Don’t let yesterday be an excuse for today. If a charity is trying to do something that’s hard, it’s almost a certainty that there will be a few missteps along the way. We might find that one of the assumptions underlying the project was incorrect. Or perhaps someone simply screwed up when implementing the next step. Regardless of how it occurred, we cannot let yesterday’s failure be an excuse for what we do next. Personally, I cannot count the number of times I’ve grabbed an extra piece of fried chicken or indulged in a second slice of coconut cream pie. Sometimes I feel compelled to accept these blessings as God’s great gifts to humanity. Yet I never let my failure at lunch justify being a glutton at dinner. Instead, I recommit myself to the process and work even harder the next day.
Incremental progress is the most common kind. It seems like every foundation in the country wants to invest in an “innovative” idea that will change everything. Unfortunately, in complex systems, a simple one-size fits all solution that changes everything rarely, if ever, exists. More commonly, we need to implement a lot of modest changes, each of which moves us incrementally closer to our goal. The same is true with my weight loss. There was no one thing I did to lose weight. I ate smaller meals, switched to healthier snacks, drank more water, walked more frequently, took the stairs, and did countless other little things. Individually, they had only an incremental impact on my health, but collectively, they transformed my body.
Fanatical commitment to moderation. Perhaps more than anything else, this is central to both my professional life and personal health. Experience has taught me that rarely is there one perfect and right answer to any problem. Yet I continually review proposals that assure me it’s this “new” and “innovative” idea that will cure every cancer, protect every baby seal, hug every tree, and educate every child. Most of these proposals are crafted by well-meaning people. Yet they’ve incorrectly extrapolated that their idea which worked in a specific situation will be a universal good in every situation. A lifetime in philanthropy has diminished my fanatical belief in any single organization or idea. Instead, my fanaticism has been reduced to just one. I have developed a fanatical commitment to moderation. I try to look beneath the grandiose façade to find those bits of wisdom which might be useful in this and other contexts. It’s in those ideas which I want to invest.
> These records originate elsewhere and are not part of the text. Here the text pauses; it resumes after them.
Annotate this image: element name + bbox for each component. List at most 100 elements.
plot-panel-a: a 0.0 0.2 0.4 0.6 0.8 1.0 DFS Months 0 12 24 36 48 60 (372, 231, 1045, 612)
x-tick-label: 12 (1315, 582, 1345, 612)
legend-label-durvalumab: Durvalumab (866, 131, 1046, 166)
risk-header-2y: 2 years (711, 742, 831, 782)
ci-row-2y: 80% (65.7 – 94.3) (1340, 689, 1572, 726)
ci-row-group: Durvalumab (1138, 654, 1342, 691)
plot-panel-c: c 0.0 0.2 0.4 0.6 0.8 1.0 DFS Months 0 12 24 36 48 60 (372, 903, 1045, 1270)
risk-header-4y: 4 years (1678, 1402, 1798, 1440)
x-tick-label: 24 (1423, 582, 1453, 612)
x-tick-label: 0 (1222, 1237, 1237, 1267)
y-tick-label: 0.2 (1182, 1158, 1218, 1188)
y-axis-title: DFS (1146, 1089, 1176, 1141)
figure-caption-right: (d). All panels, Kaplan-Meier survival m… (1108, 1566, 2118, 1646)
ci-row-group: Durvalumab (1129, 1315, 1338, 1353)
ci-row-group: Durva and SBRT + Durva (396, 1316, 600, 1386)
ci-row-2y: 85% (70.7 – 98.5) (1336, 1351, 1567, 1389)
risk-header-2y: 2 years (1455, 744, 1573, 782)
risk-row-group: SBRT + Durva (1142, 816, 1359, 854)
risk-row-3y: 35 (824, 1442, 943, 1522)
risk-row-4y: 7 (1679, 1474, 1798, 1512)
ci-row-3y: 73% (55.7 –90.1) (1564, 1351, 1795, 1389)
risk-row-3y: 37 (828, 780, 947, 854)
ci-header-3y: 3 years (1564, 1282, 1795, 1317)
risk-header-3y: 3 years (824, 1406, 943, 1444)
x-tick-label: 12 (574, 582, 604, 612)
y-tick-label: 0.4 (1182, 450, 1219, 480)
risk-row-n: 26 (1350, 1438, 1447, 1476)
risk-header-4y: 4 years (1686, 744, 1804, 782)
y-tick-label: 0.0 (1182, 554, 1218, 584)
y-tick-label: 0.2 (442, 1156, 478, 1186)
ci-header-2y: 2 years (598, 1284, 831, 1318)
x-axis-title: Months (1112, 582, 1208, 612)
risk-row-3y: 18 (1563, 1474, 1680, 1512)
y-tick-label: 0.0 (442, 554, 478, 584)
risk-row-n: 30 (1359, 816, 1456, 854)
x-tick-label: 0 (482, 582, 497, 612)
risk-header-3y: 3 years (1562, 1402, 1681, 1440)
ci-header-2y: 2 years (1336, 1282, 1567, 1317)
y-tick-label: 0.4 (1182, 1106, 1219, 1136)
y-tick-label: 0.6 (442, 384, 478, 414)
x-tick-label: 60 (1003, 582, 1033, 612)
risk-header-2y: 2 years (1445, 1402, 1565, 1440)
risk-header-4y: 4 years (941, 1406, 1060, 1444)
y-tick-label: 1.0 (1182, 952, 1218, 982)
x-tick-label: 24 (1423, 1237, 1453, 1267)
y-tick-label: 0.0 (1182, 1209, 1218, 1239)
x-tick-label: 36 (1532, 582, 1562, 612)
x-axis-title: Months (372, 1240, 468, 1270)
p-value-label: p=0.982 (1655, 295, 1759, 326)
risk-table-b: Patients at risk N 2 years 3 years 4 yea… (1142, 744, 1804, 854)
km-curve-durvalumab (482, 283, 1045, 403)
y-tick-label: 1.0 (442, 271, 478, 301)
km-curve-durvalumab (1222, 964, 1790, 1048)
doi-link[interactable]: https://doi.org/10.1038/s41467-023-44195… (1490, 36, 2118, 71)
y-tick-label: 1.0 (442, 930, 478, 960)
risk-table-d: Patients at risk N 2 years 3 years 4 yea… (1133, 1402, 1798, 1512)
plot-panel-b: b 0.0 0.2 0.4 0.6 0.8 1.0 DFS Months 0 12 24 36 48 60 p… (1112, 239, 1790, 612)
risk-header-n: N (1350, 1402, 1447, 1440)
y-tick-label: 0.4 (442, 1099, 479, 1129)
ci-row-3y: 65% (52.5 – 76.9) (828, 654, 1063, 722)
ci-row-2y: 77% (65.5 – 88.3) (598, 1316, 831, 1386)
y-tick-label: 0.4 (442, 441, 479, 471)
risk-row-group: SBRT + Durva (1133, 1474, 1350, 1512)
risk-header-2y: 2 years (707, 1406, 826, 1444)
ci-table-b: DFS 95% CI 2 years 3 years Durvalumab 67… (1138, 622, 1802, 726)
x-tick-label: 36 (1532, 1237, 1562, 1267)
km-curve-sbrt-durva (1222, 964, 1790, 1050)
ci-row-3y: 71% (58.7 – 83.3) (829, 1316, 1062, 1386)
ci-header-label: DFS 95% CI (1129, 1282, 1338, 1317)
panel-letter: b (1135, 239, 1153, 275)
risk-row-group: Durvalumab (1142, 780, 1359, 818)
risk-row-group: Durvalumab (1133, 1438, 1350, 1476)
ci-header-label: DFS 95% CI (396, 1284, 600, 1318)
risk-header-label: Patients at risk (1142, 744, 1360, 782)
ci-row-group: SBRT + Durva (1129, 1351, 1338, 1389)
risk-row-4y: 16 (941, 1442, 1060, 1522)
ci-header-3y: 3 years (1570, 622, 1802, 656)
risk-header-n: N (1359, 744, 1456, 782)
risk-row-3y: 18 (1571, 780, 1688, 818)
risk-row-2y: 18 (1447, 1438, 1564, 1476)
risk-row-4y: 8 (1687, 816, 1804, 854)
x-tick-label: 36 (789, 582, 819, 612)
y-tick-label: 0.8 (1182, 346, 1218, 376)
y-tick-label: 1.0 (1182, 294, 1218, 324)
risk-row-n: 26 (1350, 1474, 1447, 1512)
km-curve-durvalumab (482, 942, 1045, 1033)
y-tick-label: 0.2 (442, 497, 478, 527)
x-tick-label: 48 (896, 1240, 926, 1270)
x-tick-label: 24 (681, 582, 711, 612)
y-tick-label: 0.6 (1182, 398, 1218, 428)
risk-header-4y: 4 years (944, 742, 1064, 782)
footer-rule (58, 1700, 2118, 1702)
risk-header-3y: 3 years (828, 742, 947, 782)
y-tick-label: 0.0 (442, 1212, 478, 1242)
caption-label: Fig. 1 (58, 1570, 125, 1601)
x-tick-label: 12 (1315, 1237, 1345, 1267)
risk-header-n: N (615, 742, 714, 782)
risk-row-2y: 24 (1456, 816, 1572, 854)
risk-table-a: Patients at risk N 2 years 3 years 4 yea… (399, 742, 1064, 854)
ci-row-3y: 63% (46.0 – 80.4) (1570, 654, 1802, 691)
Similarly, when I started on my journey to healthy living, everyone shared with me their “solution” to my weight problem. Nothing but protein. Avoid all meat. Only raw foods. Shun all carbs. Cleansing juice diet. Absolutely no sugar. There’s likely a bit of wisdom in all of these maximalist or minimalist approaches, but their once useful idea has been so overdone that they have become unsustainable except by the most fanatical among us. There’s no kind of food I won’t eat. Rather, I simply eat everything in moderation. My fanatical commitment to moderation has enabled me to lose 100 pounds and keep it off for a whole year (and counting).
As for the part about my weight loss beginning with a wife as lovely, charming and wonderfully supportive as mine, well, you’re on your own there.